Mentor someone. Regardless of whether you hold a leadership position, you likely have been — or will be — asked for professional advice from a younger, less-experienced friend or colleague. You may not develop a formal mentorship, but pay close attention to the conversations you have with these individuals: They might help you become a better leader.
"Prior to leading teams and eventually starting a company, I had the opportunity to mentor younger family friends," said Doug Baldasare, founder and CEO of phone-charging kiosk provider ChargeItSpot. "Those individuals may have been considering a career switch, applying to grad school or looking for their first job. Coaching them through it helped me to understand the interpersonal nuances of leadership and gave me the confidence to help guide others as I grew in my career."

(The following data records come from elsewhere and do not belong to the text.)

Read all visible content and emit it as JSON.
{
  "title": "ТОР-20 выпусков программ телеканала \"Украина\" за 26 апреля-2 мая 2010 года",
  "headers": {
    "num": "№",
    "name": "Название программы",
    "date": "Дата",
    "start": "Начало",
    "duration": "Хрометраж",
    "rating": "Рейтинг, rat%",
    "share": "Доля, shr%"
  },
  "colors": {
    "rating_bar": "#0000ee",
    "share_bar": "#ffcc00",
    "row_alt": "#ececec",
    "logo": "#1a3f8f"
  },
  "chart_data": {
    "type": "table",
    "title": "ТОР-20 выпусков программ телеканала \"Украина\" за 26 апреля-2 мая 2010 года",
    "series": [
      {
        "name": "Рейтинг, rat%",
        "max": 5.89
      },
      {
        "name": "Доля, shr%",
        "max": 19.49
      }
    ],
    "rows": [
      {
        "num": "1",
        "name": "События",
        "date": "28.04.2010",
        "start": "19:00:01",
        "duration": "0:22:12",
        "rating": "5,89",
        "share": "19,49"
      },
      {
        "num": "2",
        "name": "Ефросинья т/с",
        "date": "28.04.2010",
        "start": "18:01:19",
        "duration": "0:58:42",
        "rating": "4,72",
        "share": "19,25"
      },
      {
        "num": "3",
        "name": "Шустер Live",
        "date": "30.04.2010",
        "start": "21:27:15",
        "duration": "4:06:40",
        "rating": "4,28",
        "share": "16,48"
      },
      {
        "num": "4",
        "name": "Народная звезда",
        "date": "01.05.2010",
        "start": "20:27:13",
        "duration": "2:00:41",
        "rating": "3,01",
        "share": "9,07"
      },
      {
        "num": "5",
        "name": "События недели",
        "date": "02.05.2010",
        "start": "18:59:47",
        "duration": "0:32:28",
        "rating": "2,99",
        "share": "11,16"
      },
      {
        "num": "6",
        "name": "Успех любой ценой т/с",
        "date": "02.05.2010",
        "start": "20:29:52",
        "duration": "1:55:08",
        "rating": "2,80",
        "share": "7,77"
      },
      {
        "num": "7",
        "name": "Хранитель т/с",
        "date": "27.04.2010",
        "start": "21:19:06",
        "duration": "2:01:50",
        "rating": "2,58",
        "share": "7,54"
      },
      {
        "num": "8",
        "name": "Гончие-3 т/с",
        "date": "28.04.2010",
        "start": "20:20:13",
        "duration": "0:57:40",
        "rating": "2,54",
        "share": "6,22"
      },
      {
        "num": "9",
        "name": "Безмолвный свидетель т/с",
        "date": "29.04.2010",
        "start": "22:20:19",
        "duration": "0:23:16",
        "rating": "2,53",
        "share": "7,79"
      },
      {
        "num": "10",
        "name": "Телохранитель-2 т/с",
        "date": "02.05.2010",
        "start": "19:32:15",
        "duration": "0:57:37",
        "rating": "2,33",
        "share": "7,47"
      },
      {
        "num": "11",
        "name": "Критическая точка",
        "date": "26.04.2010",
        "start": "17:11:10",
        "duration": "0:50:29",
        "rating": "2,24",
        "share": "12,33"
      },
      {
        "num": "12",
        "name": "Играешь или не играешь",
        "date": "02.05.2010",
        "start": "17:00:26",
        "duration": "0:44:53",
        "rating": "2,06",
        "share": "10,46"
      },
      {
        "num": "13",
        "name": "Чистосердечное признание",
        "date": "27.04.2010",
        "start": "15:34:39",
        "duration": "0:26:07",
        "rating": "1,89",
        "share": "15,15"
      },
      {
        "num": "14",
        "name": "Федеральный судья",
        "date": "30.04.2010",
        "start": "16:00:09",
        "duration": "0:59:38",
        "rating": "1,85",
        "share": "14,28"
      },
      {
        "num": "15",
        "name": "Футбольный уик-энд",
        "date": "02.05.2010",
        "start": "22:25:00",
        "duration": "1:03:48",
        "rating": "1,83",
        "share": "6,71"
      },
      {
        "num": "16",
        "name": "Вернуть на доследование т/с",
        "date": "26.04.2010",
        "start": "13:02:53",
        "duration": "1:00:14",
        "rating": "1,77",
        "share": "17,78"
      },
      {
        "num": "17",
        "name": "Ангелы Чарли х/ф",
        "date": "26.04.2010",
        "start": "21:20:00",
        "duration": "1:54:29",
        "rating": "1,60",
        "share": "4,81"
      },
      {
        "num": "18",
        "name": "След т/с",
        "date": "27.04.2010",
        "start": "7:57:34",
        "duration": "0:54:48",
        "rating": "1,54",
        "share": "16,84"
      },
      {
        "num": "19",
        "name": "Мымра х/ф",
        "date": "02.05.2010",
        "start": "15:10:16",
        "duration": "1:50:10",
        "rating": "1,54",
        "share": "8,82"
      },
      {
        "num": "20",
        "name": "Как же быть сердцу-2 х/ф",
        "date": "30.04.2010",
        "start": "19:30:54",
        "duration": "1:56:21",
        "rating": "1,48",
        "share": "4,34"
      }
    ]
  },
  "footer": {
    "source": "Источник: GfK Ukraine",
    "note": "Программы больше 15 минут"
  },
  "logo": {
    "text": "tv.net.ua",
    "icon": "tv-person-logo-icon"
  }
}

An extension of this idea is taking the time to teach someone a skill, whether in a formal or informal capacity, said Jay Bacrania, CEO of academic coaching company Signet Education.
"When you teach ... anything, by default you're a leader," Bacrania told Business News Daily. "Teaching involves connecting, communicating, planning ahead — it's right out of the leadership playbook."
Get out of the office. Becoming a better leader doesn't only happen in the confines of day-to-day business. Sometimes what you do "off the clock" can translate pretty well into your professional leadership role.
"Show leadership in as many other parts of your life as possible," said Chris Toy, founder of group chat app Bindle. "Volunteer to cook dinner for friends, organize parties [or] take control of your flag football team. Like anything, practice makes perfect."
"It's important to stay informed, grounded and connected to others who offer unique perspectives ... outside office walls," said Mark Parsells, CEO of enterprise debt solutions provider Global Debt Registry. "The strongest leaders demonstrate an ability to 'pay it forward.' It could be as simple as participating in a nonprofit [organization], advising young talent at local school or leading a team of fellow professionals with a shared interest. Consider your collection of life opportunities as a bank. If you keep 'cashing in' on opportunities and never invest or create opportunities for others, those breaks in your life won't be as bountiful."